Two of the panel’s nine judges dissented, arguing that the majority’s relaxed commonality standard resulted in the improper certification of a nationwide class that “includes people who have no legal claim whatsoever.”  Id. at 1 (Jordan, J., dissenting).  The dissenters claim that Dukes expressly requires classwide common questions and answers, which necessarily entail a finding that each class member has a colorable legal claim.  Id. at 10 (Jordan, J., dissenting) (discussing Dukes, 131 S. Ct. 2551).  However, the dissenters do not acknowledge or confront the fact that class members who are ultimately found to lack a viable claim may nevertheless share common questions with the rest of the class. 

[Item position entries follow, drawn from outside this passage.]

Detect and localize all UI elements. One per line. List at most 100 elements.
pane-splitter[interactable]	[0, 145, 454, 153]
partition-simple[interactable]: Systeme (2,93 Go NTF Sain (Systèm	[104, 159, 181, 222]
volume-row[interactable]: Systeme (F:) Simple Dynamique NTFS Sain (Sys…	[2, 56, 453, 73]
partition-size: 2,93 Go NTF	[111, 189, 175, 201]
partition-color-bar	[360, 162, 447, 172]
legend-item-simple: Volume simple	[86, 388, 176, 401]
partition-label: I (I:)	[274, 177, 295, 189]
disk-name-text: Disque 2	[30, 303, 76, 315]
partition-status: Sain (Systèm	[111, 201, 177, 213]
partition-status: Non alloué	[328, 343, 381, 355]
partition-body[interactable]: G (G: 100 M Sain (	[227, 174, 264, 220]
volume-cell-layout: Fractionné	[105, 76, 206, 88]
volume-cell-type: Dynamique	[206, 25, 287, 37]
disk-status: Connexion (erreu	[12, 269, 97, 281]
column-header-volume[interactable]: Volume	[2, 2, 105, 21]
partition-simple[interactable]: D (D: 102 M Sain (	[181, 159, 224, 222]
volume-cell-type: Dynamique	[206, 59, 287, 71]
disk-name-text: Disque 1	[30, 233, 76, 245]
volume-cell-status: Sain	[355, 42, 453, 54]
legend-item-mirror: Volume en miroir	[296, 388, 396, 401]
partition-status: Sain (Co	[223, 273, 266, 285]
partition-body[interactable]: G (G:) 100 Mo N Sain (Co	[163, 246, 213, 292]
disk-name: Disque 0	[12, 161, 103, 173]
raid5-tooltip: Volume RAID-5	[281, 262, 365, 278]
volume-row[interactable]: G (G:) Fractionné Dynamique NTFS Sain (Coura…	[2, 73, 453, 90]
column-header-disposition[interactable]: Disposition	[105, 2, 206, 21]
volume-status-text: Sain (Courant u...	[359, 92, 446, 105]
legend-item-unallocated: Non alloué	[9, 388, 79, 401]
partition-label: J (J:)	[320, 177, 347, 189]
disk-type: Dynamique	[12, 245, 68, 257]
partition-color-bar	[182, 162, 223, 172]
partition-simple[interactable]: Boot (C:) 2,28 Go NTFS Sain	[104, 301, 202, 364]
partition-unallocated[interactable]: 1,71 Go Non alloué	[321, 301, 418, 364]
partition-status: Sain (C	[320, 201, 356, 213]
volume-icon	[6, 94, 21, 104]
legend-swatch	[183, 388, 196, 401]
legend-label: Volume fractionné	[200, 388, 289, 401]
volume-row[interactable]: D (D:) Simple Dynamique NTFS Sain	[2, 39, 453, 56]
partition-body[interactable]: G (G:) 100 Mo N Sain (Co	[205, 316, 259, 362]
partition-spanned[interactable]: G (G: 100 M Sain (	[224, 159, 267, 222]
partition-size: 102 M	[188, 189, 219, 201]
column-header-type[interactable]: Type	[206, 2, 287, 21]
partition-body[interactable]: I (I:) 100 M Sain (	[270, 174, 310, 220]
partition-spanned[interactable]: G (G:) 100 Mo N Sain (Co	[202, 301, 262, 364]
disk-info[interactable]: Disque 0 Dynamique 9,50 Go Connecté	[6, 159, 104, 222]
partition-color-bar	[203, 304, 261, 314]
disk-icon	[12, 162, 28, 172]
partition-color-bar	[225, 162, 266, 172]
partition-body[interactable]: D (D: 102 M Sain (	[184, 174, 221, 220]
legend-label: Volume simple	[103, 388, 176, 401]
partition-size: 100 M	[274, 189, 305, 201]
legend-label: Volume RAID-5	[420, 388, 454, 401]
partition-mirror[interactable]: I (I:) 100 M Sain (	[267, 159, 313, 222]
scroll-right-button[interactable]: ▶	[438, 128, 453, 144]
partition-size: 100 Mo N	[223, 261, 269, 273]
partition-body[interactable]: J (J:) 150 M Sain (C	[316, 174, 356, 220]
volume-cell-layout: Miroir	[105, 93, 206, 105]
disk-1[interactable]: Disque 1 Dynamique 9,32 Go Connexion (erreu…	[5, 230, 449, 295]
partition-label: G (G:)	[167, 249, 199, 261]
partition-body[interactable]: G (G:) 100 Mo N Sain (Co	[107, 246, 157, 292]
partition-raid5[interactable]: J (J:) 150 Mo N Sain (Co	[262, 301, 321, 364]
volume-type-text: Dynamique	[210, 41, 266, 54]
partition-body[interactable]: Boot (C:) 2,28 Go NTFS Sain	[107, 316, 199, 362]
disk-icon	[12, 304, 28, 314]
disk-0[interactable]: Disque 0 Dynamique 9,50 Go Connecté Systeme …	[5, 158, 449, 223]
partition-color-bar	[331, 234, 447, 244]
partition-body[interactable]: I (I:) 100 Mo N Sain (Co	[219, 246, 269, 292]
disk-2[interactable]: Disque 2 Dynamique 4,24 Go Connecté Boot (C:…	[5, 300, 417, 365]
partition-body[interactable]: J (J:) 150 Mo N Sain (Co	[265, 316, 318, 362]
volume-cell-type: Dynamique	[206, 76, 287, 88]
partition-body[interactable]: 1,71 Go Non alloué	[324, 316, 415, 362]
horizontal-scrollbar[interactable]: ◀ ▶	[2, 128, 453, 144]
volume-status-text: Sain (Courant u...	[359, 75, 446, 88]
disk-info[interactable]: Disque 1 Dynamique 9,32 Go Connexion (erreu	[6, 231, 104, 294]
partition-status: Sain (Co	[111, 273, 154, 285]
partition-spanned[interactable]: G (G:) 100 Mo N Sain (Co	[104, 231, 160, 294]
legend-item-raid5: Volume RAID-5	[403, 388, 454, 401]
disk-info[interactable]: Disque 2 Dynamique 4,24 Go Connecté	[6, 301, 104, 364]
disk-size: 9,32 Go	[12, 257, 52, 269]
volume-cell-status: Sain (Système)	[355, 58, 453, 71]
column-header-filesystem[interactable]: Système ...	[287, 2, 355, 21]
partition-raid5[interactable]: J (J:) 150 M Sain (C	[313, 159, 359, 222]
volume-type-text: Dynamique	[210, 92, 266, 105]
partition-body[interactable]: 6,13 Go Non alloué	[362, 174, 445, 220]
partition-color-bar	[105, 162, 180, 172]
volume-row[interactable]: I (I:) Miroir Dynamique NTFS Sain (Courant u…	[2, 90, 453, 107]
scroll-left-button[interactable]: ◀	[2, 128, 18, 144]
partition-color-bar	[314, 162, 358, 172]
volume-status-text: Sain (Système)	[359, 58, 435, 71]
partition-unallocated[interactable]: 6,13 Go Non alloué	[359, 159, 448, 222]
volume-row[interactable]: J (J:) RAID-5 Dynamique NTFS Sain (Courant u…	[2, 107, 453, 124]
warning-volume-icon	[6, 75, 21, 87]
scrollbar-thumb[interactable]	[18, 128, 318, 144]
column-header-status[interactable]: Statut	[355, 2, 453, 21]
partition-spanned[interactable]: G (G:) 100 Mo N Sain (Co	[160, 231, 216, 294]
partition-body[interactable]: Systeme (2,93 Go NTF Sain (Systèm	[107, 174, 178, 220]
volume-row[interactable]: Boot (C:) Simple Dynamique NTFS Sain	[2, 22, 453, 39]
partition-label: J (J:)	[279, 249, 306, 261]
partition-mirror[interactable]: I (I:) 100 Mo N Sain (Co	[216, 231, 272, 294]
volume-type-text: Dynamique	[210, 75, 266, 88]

The majority addressed the dissent’s contentions and affirmed its holding as consistent with Dukes:

In Dukes, the Court held that commonality and predominance are defeated when it cannot be said that there was a common course of conduct in which the defendant engaged with respect to each individual.  But commonality is satisfied where common questions generate common answers “apt to drive the resolution of the litigation.”  Dukes, 131 S. Ct. at 2551.  That is exactly what is presented here, for the answers to questions about De Beers’s alleged misconduct and the harm it caused would be common as to all of the class members, and would thus inform the resolution of the litigation if it were not being settled.

 Id. at 42.

Because the disagreement between the majority and dissent is likely to play out in other trial and appellate courts, practitioners would do well to anticipate the dissent’s position and to note the majority’s compelling reasoning in response.